Several signaling pathways lead to extracellular signals to the regulating factors of CTGs transcription, such as OCT4, Sox2, C-Myc and Olig2.

OTC4 and Sox2 factors interact in the regulation and differentiation of embryonic stem cells, as well as in the increase of the CTGs, and in the promotion of the tumorigenic activity.[20] c-Myc leads to cell reprogramming in the fibroblast to induce a pluripotency. In addition, it is correlated with the degree of the tumor, and is further expressed in CTGs, which can reach ∼ 50% of the CD133 positive cells.[21] The Olig[2] is a transcription factor restricted to the central nervous system, specifically to the oligodendrocyte and multipotent progenitors. It is overexpressed in diffuse astrocytomas, oligodendrogliomas and oligoastrocytomas.[22] [23] In fresh human GBMs, it is positive in 85% of the gliomas cells that are positive for Ki67, and in ∼ 98% of All CTGS CD133.

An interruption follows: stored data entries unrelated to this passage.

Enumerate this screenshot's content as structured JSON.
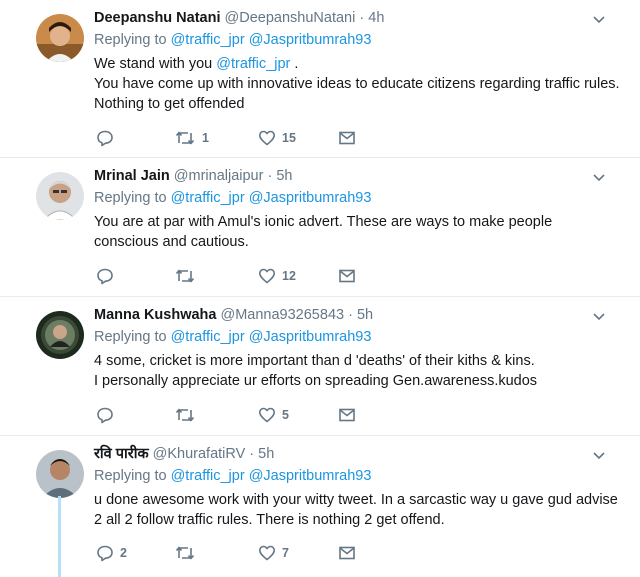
{
  "tweets": [
    {
      "fullname": "Deepanshu Natani",
      "handle": "@DeepanshuNatani",
      "time": "4h",
      "replying_prefix": "Replying to",
      "reply_mentions": [
        "@traffic_jpr",
        "@Jaspritbumrah93"
      ],
      "lines": [
        {
          "before": "We stand with you ",
          "mention": "@traffic_jpr",
          "after": " ."
        },
        {
          "before": "You have come up with innovative ideas to educate citizens regarding traffic rules.",
          "mention": "",
          "after": ""
        },
        {
          "before": "Nothing to get offended",
          "mention": "",
          "after": ""
        }
      ],
      "reply_count": "",
      "retweet_count": "1",
      "like_count": "15"
    },
    {
      "fullname": "Mrinal Jain",
      "handle": "@mrinaljaipur",
      "time": "5h",
      "replying_prefix": "Replying to",
      "reply_mentions": [
        "@traffic_jpr",
        "@Jaspritbumrah93"
      ],
      "lines": [
        {
          "before": "You are at par with Amul's ionic advert.  These are ways to make people",
          "mention": "",
          "after": ""
        },
        {
          "before": "conscious and cautious.",
          "mention": "",
          "after": ""
        }
      ],
      "reply_count": "",
      "retweet_count": "",
      "like_count": "12"
    },
    {
      "fullname": "Manna Kushwaha",
      "handle": "@Manna93265843",
      "time": "5h",
      "replying_prefix": "Replying to",
      "reply_mentions": [
        "@traffic_jpr",
        "@Jaspritbumrah93"
      ],
      "lines": [
        {
          "before": "4 some, cricket is more important than d 'deaths' of their kiths & kins.",
          "mention": "",
          "after": ""
        },
        {
          "before": "I personally appreciate ur efforts on spreading Gen.awareness.kudos",
          "mention": "",
          "after": ""
        }
      ],
      "reply_count": "",
      "retweet_count": "",
      "like_count": "5"
    },
    {
      "fullname": "रवि पारीक",
      "handle": "@KhurafatiRV",
      "time": "5h",
      "replying_prefix": "Replying to",
      "reply_mentions": [
        "@traffic_jpr",
        "@Jaspritbumrah93"
      ],
      "lines": [
        {
          "before": "u done awesome work with your witty tweet. In a sarcastic way u gave gud advise",
          "mention": "",
          "after": ""
        },
        {
          "before": "2 all 2 follow traffic rules. There is nothing 2 get offend.",
          "mention": "",
          "after": ""
        }
      ],
      "reply_count": "2",
      "retweet_count": "",
      "like_count": "7"
    }
  ],
  "separator": "·",
  "icons": {
    "reply": "reply-icon",
    "retweet": "retweet-icon",
    "like": "heart-icon",
    "dm": "envelope-icon",
    "more": "chevron-down-icon"
  },
  "colors": {
    "mention": "#1b95e0",
    "secondary": "#657786",
    "thread_line": "#b7e0f5"
  }
}
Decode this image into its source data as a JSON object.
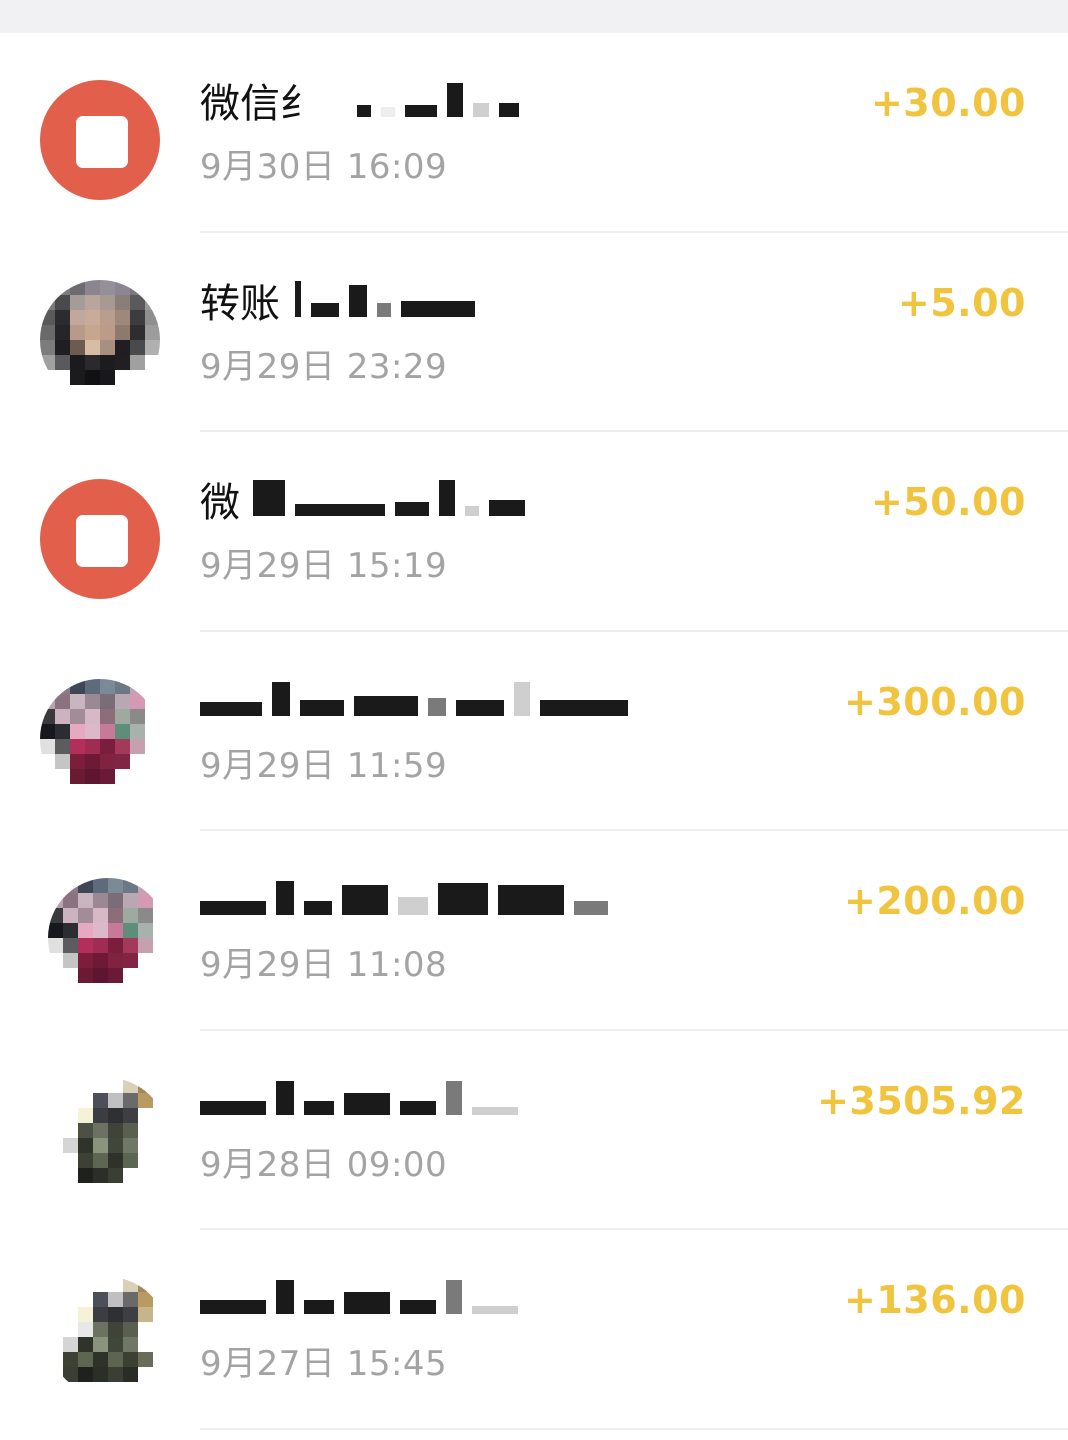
{
  "transactions": [
    {
      "title": "微信纟",
      "time": "9月30日 16:09",
      "amount": "+30.00",
      "avatar": "wechat-pay-icon"
    },
    {
      "title": "转账",
      "time": "9月29日 23:29",
      "amount": "+5.00",
      "avatar": "user-photo"
    },
    {
      "title": "微",
      "time": "9月29日 15:19",
      "amount": "+50.00",
      "avatar": "wechat-pay-icon"
    },
    {
      "title": "",
      "time": "9月29日 11:59",
      "amount": "+300.00",
      "avatar": "user-photo"
    },
    {
      "title": "",
      "time": "9月29日 11:08",
      "amount": "+200.00",
      "avatar": "user-photo"
    },
    {
      "title": "",
      "time": "9月28日 09:00",
      "amount": "+3505.92",
      "avatar": "user-photo"
    },
    {
      "title": "",
      "time": "9月27日 15:45",
      "amount": "+136.00",
      "avatar": "user-photo"
    }
  ],
  "colors": {
    "amount": "#f0c43f",
    "wechat_pay_red": "#e25f4c",
    "time_gray": "#a3a3a3"
  }
}
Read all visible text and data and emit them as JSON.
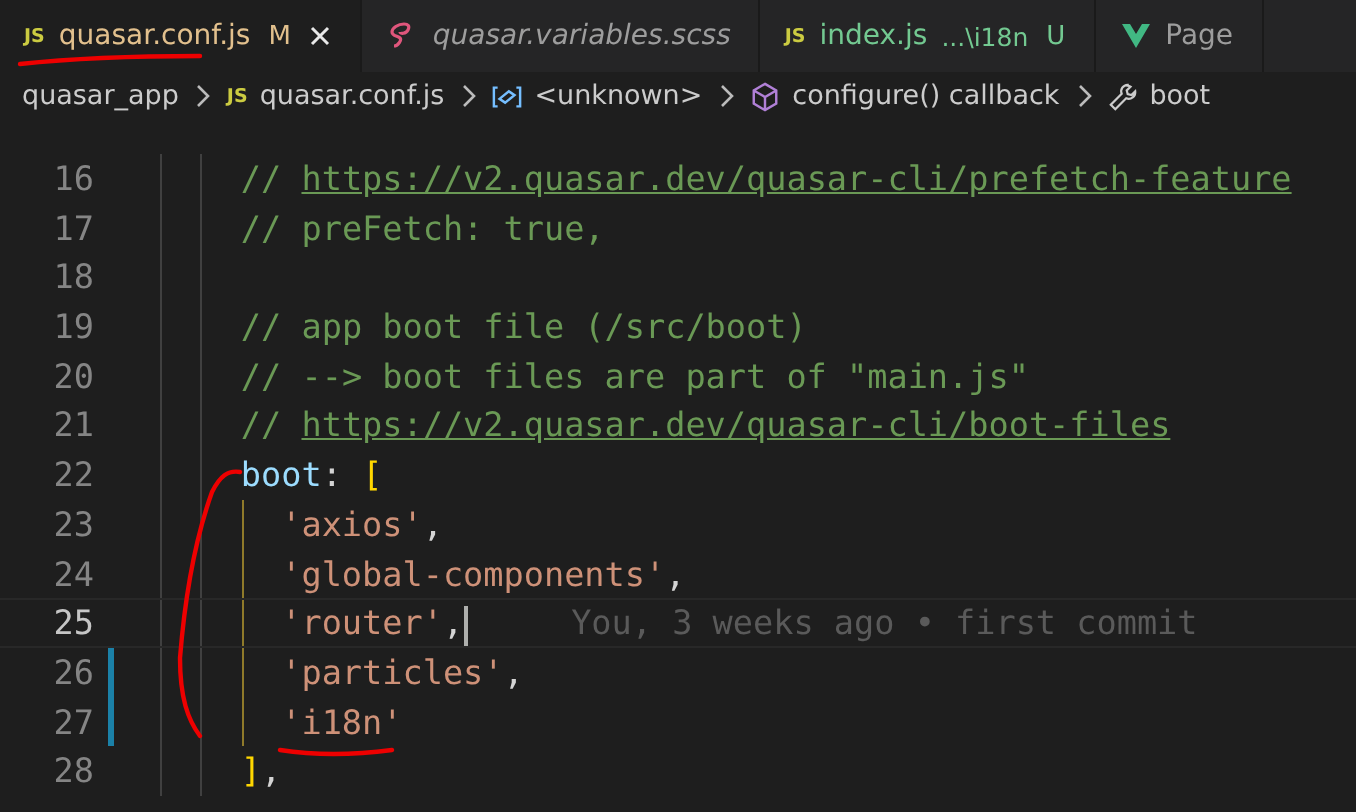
{
  "tabs": [
    {
      "kind": "js",
      "icon_label": "JS",
      "label": "quasar.conf.js",
      "italic": false,
      "selected": true,
      "decoration": "M",
      "color": "#e2c08d"
    },
    {
      "kind": "scss",
      "label": "quasar.variables.scss",
      "italic": true,
      "selected": false
    },
    {
      "kind": "js",
      "icon_label": "JS",
      "label": "index.js",
      "italic": false,
      "selected": false,
      "description": "...\\i18n",
      "decoration": "U",
      "color": "#73c991"
    },
    {
      "kind": "vue",
      "label": "Page",
      "italic": false,
      "selected": false
    }
  ],
  "breadcrumb": [
    {
      "kind": "folder",
      "label": "quasar_app"
    },
    {
      "kind": "js",
      "icon_label": "JS",
      "label": "quasar.conf.js"
    },
    {
      "kind": "variable",
      "label": "<unknown>"
    },
    {
      "kind": "method",
      "label": "configure() callback"
    },
    {
      "kind": "property",
      "label": "boot"
    }
  ],
  "lines": [
    {
      "number": "16",
      "modified": false,
      "current": false,
      "scope_guide": false,
      "tokens": [
        {
          "kind": "comment",
          "text": "    // "
        },
        {
          "kind": "link",
          "text": "https://v2.quasar.dev/quasar-cli/prefetch-feature"
        }
      ]
    },
    {
      "number": "17",
      "modified": false,
      "current": false,
      "scope_guide": false,
      "tokens": [
        {
          "kind": "comment",
          "text": "    // preFetch: true,"
        }
      ]
    },
    {
      "number": "18",
      "modified": false,
      "current": false,
      "scope_guide": false
    },
    {
      "number": "19",
      "modified": false,
      "current": false,
      "scope_guide": false,
      "tokens": [
        {
          "kind": "comment",
          "text": "    // app boot file (/src/boot)"
        }
      ]
    },
    {
      "number": "20",
      "modified": false,
      "current": false,
      "scope_guide": false,
      "tokens": [
        {
          "kind": "comment",
          "text": "    // --> boot files are part of \"main.js\""
        }
      ]
    },
    {
      "number": "21",
      "modified": false,
      "current": false,
      "scope_guide": false,
      "tokens": [
        {
          "kind": "comment",
          "text": "    // "
        },
        {
          "kind": "link",
          "text": "https://v2.quasar.dev/quasar-cli/boot-files"
        }
      ]
    },
    {
      "number": "22",
      "modified": false,
      "current": false,
      "scope_guide": false,
      "tokens": [
        {
          "kind": "key",
          "text": "    boot"
        },
        {
          "kind": "punct",
          "text": ": "
        },
        {
          "kind": "bracket",
          "text": "["
        }
      ]
    },
    {
      "number": "23",
      "modified": false,
      "current": false,
      "scope_guide": true,
      "tokens": [
        {
          "kind": "string",
          "text": "      'axios'"
        },
        {
          "kind": "punct",
          "text": ","
        }
      ]
    },
    {
      "number": "24",
      "modified": false,
      "current": false,
      "scope_guide": true,
      "tokens": [
        {
          "kind": "string",
          "text": "      'global-components'"
        },
        {
          "kind": "punct",
          "text": ","
        }
      ]
    },
    {
      "number": "25",
      "modified": false,
      "current": true,
      "scope_guide": true,
      "blame": "You, 3 weeks ago • first commit",
      "tokens": [
        {
          "kind": "string",
          "text": "      'router'"
        },
        {
          "kind": "punct",
          "text": ","
        }
      ]
    },
    {
      "number": "26",
      "modified": true,
      "current": false,
      "scope_guide": true,
      "tokens": [
        {
          "kind": "string",
          "text": "      'particles'"
        },
        {
          "kind": "punct",
          "text": ","
        }
      ]
    },
    {
      "number": "27",
      "modified": true,
      "current": false,
      "scope_guide": true,
      "tokens": [
        {
          "kind": "string",
          "text": "      'i18n'"
        }
      ]
    },
    {
      "number": "28",
      "modified": false,
      "current": false,
      "scope_guide": false,
      "tokens": [
        {
          "kind": "bracket",
          "text": "    ]"
        },
        {
          "kind": "punct",
          "text": ","
        }
      ]
    }
  ]
}
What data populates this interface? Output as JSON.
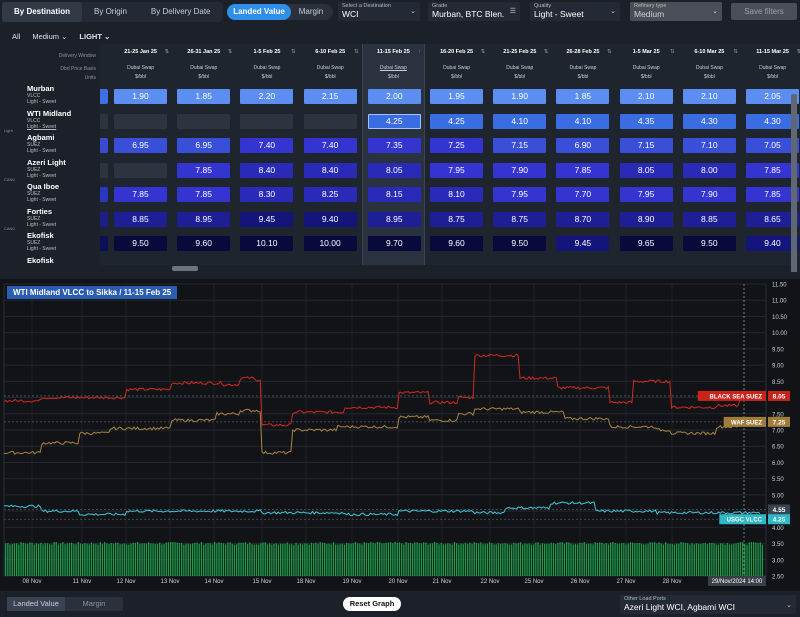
{
  "toolbar": {
    "view_tabs": [
      {
        "label": "By Destination",
        "active": true
      },
      {
        "label": "By Origin",
        "active": false
      },
      {
        "label": "By Delivery Date",
        "active": false
      }
    ],
    "value_toggle": {
      "landed": "Landed Value",
      "margin": "Margin"
    },
    "destination": {
      "caption": "Select a Destination",
      "value": "WCI"
    },
    "grade": {
      "caption": "Grade",
      "value": "Murban, BTC Blen..."
    },
    "quality": {
      "caption": "Quality",
      "value": "Light - Sweet"
    },
    "refinery": {
      "caption": "Refinery type",
      "value": "Medium"
    },
    "save_filters": "Save filters"
  },
  "filters_row": {
    "all": "All",
    "medium": "Medium",
    "light": "LIGHT"
  },
  "matrix": {
    "row_header_labels": {
      "delivery_window": "Delivery Window",
      "dbd_price_basis": "Dbd Price Basis",
      "units": "Units"
    },
    "columns": [
      {
        "window": "21-25 Jan 25",
        "basis": "Dubai Swap",
        "unit": "$/bbl"
      },
      {
        "window": "26-31 Jan 25",
        "basis": "Dubai Swap",
        "unit": "$/bbl"
      },
      {
        "window": "1-5 Feb 25",
        "basis": "Dubai Swap",
        "unit": "$/bbl"
      },
      {
        "window": "6-10 Feb 25",
        "basis": "Dubai Swap",
        "unit": "$/bbl"
      },
      {
        "window": "11-15 Feb 25",
        "basis": "Dubai Swap",
        "unit": "$/bbl",
        "selected": true
      },
      {
        "window": "16-20 Feb 25",
        "basis": "Dubai Swap",
        "unit": "$/bbl"
      },
      {
        "window": "21-25 Feb 25",
        "basis": "Dubai Swap",
        "unit": "$/bbl"
      },
      {
        "window": "26-28 Feb 25",
        "basis": "Dubai Swap",
        "unit": "$/bbl"
      },
      {
        "window": "1-5 Mar 25",
        "basis": "Dubai Swap",
        "unit": "$/bbl"
      },
      {
        "window": "6-10 Mar 25",
        "basis": "Dubai Swap",
        "unit": "$/bbl"
      },
      {
        "window": "11-15 Mar 25",
        "basis": "Dubai Swap",
        "unit": "$/bbl"
      }
    ],
    "rows": [
      {
        "name": "Murban",
        "ship": "VLCC",
        "quality": "Light - Sweet",
        "edge_color": "#3f6fe0",
        "values": [
          "1.90",
          "1.85",
          "2.20",
          "2.15",
          "2.00",
          "1.95",
          "1.90",
          "1.85",
          "2.10",
          "2.10",
          "2.05"
        ]
      },
      {
        "name": "WTI Midland",
        "ship": "VLCC",
        "quality": "Light - Sweet",
        "quality_underlined": true,
        "edge_color": "#2d3440",
        "values": [
          "",
          "",
          "",
          "",
          "4.25",
          "4.25",
          "4.10",
          "4.10",
          "4.35",
          "4.30",
          "4.30"
        ]
      },
      {
        "name": "Agbami",
        "ship": "SUEZ",
        "quality": "Light - Sweet",
        "edge_color": "#3a4bd0",
        "values": [
          "6.95",
          "6.95",
          "7.40",
          "7.40",
          "7.35",
          "7.25",
          "7.15",
          "6.90",
          "7.15",
          "7.10",
          "7.05"
        ]
      },
      {
        "name": "Azeri Light",
        "ship": "SUEZ",
        "quality": "Light - Sweet",
        "edge_color": "#2d3440",
        "values": [
          "",
          "7.85",
          "8.40",
          "8.40",
          "8.05",
          "7.95",
          "7.90",
          "7.85",
          "8.05",
          "8.00",
          "7.85"
        ]
      },
      {
        "name": "Qua Iboe",
        "ship": "SUEZ",
        "quality": "Light - Sweet",
        "edge_color": "#2a35c0",
        "values": [
          "7.85",
          "7.85",
          "8.30",
          "8.25",
          "8.15",
          "8.10",
          "7.95",
          "7.70",
          "7.95",
          "7.90",
          "7.85"
        ]
      },
      {
        "name": "Forties",
        "ship": "SUEZ",
        "quality": "Light - Sweet",
        "edge_color": "#1c1f8a",
        "values": [
          "8.85",
          "8.95",
          "9.45",
          "9.40",
          "8.95",
          "8.75",
          "8.75",
          "8.70",
          "8.90",
          "8.85",
          "8.65"
        ]
      },
      {
        "name": "Ekofisk",
        "ship": "SUEZ",
        "quality": "Light - Sweet",
        "edge_color": "#0d0f55",
        "values": [
          "9.50",
          "9.60",
          "10.10",
          "10.00",
          "9.70",
          "9.60",
          "9.50",
          "9.45",
          "9.65",
          "9.50",
          "9.40"
        ]
      },
      {
        "name": "Ekofisk",
        "ship": "",
        "quality": "",
        "edge_color": "#1b2029",
        "values": []
      }
    ],
    "side_tags": [
      "Light",
      "CAN0",
      "CAN0"
    ]
  },
  "graph": {
    "title": "WTI Midland VLCC to Sikka / 11-15 Feb 25",
    "y_ticks": [
      "11.50",
      "11.00",
      "10.50",
      "10.00",
      "9.50",
      "9.00",
      "8.50",
      "8.00",
      "7.50",
      "7.00",
      "6.50",
      "6.00",
      "5.50",
      "5.00",
      "4.50",
      "4.00",
      "3.50",
      "3.00",
      "2.50"
    ],
    "x_ticks": [
      "08 Nov",
      "11 Nov",
      "12 Nov",
      "13 Nov",
      "14 Nov",
      "15 Nov",
      "18 Nov",
      "19 Nov",
      "20 Nov",
      "21 Nov",
      "22 Nov",
      "25 Nov",
      "26 Nov",
      "27 Nov",
      "28 Nov"
    ],
    "crosshair_date": "29/Nov/2024 14:00",
    "series_labels": [
      {
        "name": "BLACK SEA SUEZ",
        "value": "8.05",
        "color": "#c8241c"
      },
      {
        "name": "WAF SUEZ",
        "value": "7.25",
        "color": "#a07c3a"
      },
      {
        "name": "",
        "value": "4.55",
        "color": "#3a4352"
      },
      {
        "name": "USGC VLCC",
        "value": "4.25",
        "color": "#2fb8c6"
      }
    ],
    "colors": {
      "red": "#d2281e",
      "tan": "#a98440",
      "cyan": "#3ec7d6",
      "green": "#1f9a4a"
    }
  },
  "bottom": {
    "landed": "Landed Value",
    "margin": "Margin",
    "reset": "Reset Graph",
    "other_ports_caption": "Other Load Ports",
    "other_ports_value": "Azeri Light WCI, Agbami WCI"
  }
}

Olig[2] can also control CTG proliferation in the different forms of adhesion and cell cycle.[23]

Epigenetic Regulation of Glioma Stem Cells

Epigenetic is the occurrence of a hereditary DNA change, which regulates gene expression, without changing the actual DNA sequence. Recently, DNA methylation in high-grade gliomas is one of the most significant progressions, with the identification of mutations of the enzyme isocitrate dehydrogenase 1 (IDH-1).[5] Isocitrate dehydrogenases are multiple mutations that lead to the specific change of the Krebs cycle enzymes. Isocitrate dehydrogenase mutant enzymes generate an oncometabolite known as D-2-hydroxylglutarate (D-2-HG), instead of the α-ketoglutarate (α-CG), in the citric acid cycle. This protein promotes gliomagenesis through the activation of HIF-1 nuclear translocation, which leads to an increase in cell proliferation and angiogenesis, as well as to the hypermethylation of histones, which restructure the cellular epigenetic state.[23]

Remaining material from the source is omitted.